For some who got to know Elechi in these unfortunate circumstances, life has ceased to be the same again. One of them is a woman: mother of six children. For obvious reasons, her name is not very important now. The important thing is that she saw Elechi in his final moments: gasping and drowning in his own pool of blood, and made the mistake of not keeping quiet. Since then her husband, a police inspector living in the same barracks in which Elechi was murdered, has bundled her out of the house. She has also been declared wanted by the police, accused of stealing and receiving non-existent goods.
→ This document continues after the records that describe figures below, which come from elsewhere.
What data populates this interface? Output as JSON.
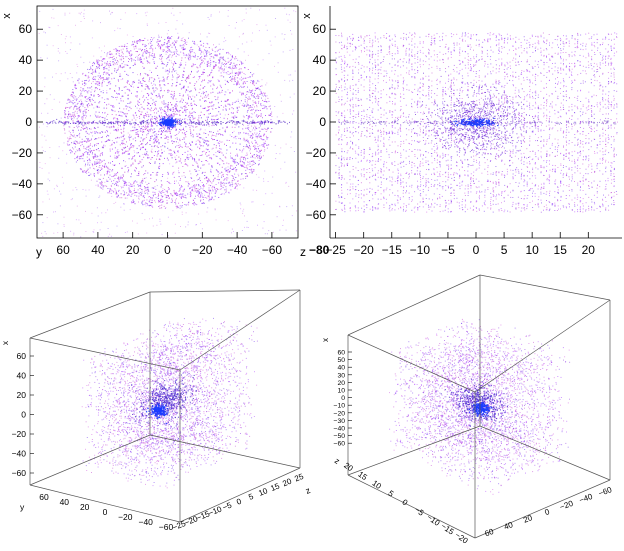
{
  "colors": {
    "point_primary": "#8a2be2",
    "point_secondary": "#c040d0",
    "core": "#1a3cff",
    "axis": "#000000",
    "frame": "#555555"
  },
  "chart_data": [
    {
      "type": "scatter",
      "panel": "top-left",
      "xlabel": "y",
      "ylabel": "x",
      "x_ticks": [
        "60",
        "40",
        "20",
        "0",
        "−20",
        "−40",
        "−60"
      ],
      "y_ticks": [
        "60",
        "40",
        "20",
        "0",
        "−20",
        "−40",
        "−60"
      ],
      "xlim": [
        75,
        -75
      ],
      "ylim": [
        -75,
        75
      ],
      "x_reversed": true,
      "grid": false,
      "description_shape": "disk of radius ~60 with radial spokes, dense core near (0,0)"
    },
    {
      "type": "scatter",
      "panel": "top-right",
      "xlabel": "z",
      "ylabel": "x",
      "x_ticks": [
        "−25",
        "−20",
        "−15",
        "−10",
        "−5",
        "0",
        "5",
        "10",
        "15",
        "20"
      ],
      "y_ticks": [
        "60",
        "40",
        "20",
        "0",
        "−20",
        "−40",
        "−60"
      ],
      "xlim": [
        -26,
        26
      ],
      "ylim": [
        -75,
        75
      ],
      "grid": false,
      "extra_label_left": "−80"
    },
    {
      "type": "scatter",
      "panel": "bottom-left",
      "projection": "3d",
      "labels": {
        "x": "x",
        "y": "y",
        "z": "z"
      },
      "x_ticks": [
        "60",
        "40",
        "20",
        "0",
        "−20",
        "−40",
        "−60"
      ],
      "y_ticks": [
        "60",
        "40",
        "20",
        "0",
        "−20",
        "−40",
        "−60"
      ],
      "z_ticks": [
        "−25",
        "−20",
        "−15",
        "−10",
        "−5",
        "0",
        "5",
        "10",
        "15",
        "20",
        "25"
      ],
      "grid": false
    },
    {
      "type": "scatter",
      "panel": "bottom-right",
      "projection": "3d",
      "labels": {
        "x": "x",
        "z": "z"
      },
      "x_ticks": [
        "60",
        "50",
        "40",
        "30",
        "20",
        "10",
        "0",
        "−10",
        "−20",
        "−30",
        "−40",
        "−50",
        "−60"
      ],
      "y_ticks": [
        "60",
        "40",
        "20",
        "0",
        "−20",
        "−40",
        "−60"
      ],
      "z_ticks": [
        "20",
        "15",
        "10",
        "5",
        "0",
        "−5",
        "−10",
        "−15",
        "−20"
      ],
      "grid": false
    }
  ]
}
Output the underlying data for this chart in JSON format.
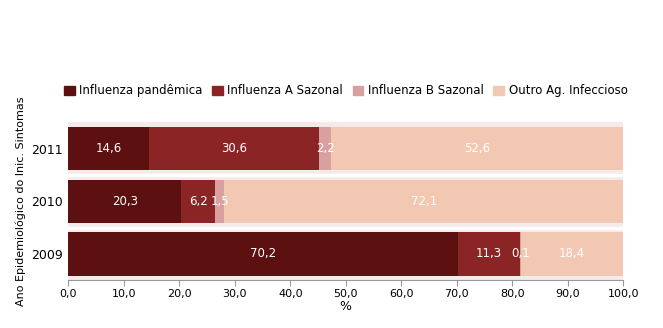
{
  "years": [
    "2009",
    "2010",
    "2011"
  ],
  "series": {
    "Influenza pandêmica": [
      70.2,
      20.3,
      14.6
    ],
    "Influenza A Sazonal": [
      11.3,
      6.2,
      30.6
    ],
    "Influenza B Sazonal": [
      0.1,
      1.5,
      2.2
    ],
    "Outro Ag. Infeccioso": [
      18.4,
      72.1,
      52.6
    ]
  },
  "colors": {
    "Influenza pandêmica": "#5c1010",
    "Influenza A Sazonal": "#8b2525",
    "Influenza B Sazonal": "#daa0a0",
    "Outro Ag. Infeccioso": "#f2c8b2"
  },
  "xlabel": "%",
  "ylabel": "Ano Epidemiológico do Inic. Sintomas",
  "xlim": [
    0,
    100
  ],
  "xticks": [
    0.0,
    10.0,
    20.0,
    30.0,
    40.0,
    50.0,
    60.0,
    70.0,
    80.0,
    90.0,
    100.0
  ],
  "xtick_labels": [
    "0,0",
    "10,0",
    "20,0",
    "30,0",
    "40,0",
    "50,0",
    "60,0",
    "70,0",
    "80,0",
    "90,0",
    "100,0"
  ],
  "bar_height": 0.82,
  "background_color": "#f5eaea",
  "text_color": "#ffffff",
  "label_fontsize": 8.5,
  "legend_fontsize": 8.5,
  "separator_color": "#ffffff",
  "ytick_fontsize": 9,
  "xtick_fontsize": 8
}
Between January 1991 and today, she has been arrested on four different occasions by the police in Lagos and has spent 31 days in unjustifiable detention without trial. Her eldest daughter and a nephew who lived with her in the barracks before Elechi died have been arrested twice, detained for 18 days each, and unsuccessfully tried for affray. Today, this woman is in hiding somewhere in this country: for speaking the truth.
Unfortunately, the identity of the policeman who killed Elechi is not in dispute. There were four of them on that operation. The police say they have been investigated and that the case file on them has been forwarded to the office of the Lagos State Director of Public Prosecutions (D.P.P.) for his advice. The D.P.P.’s office tells me that no such file has been received. Who do I believe? In the interim, all but one of these men have been transferred out of town.
Last week he was buried in his birthplace in Abia State. What a morbid way for his family to celebrate a new start.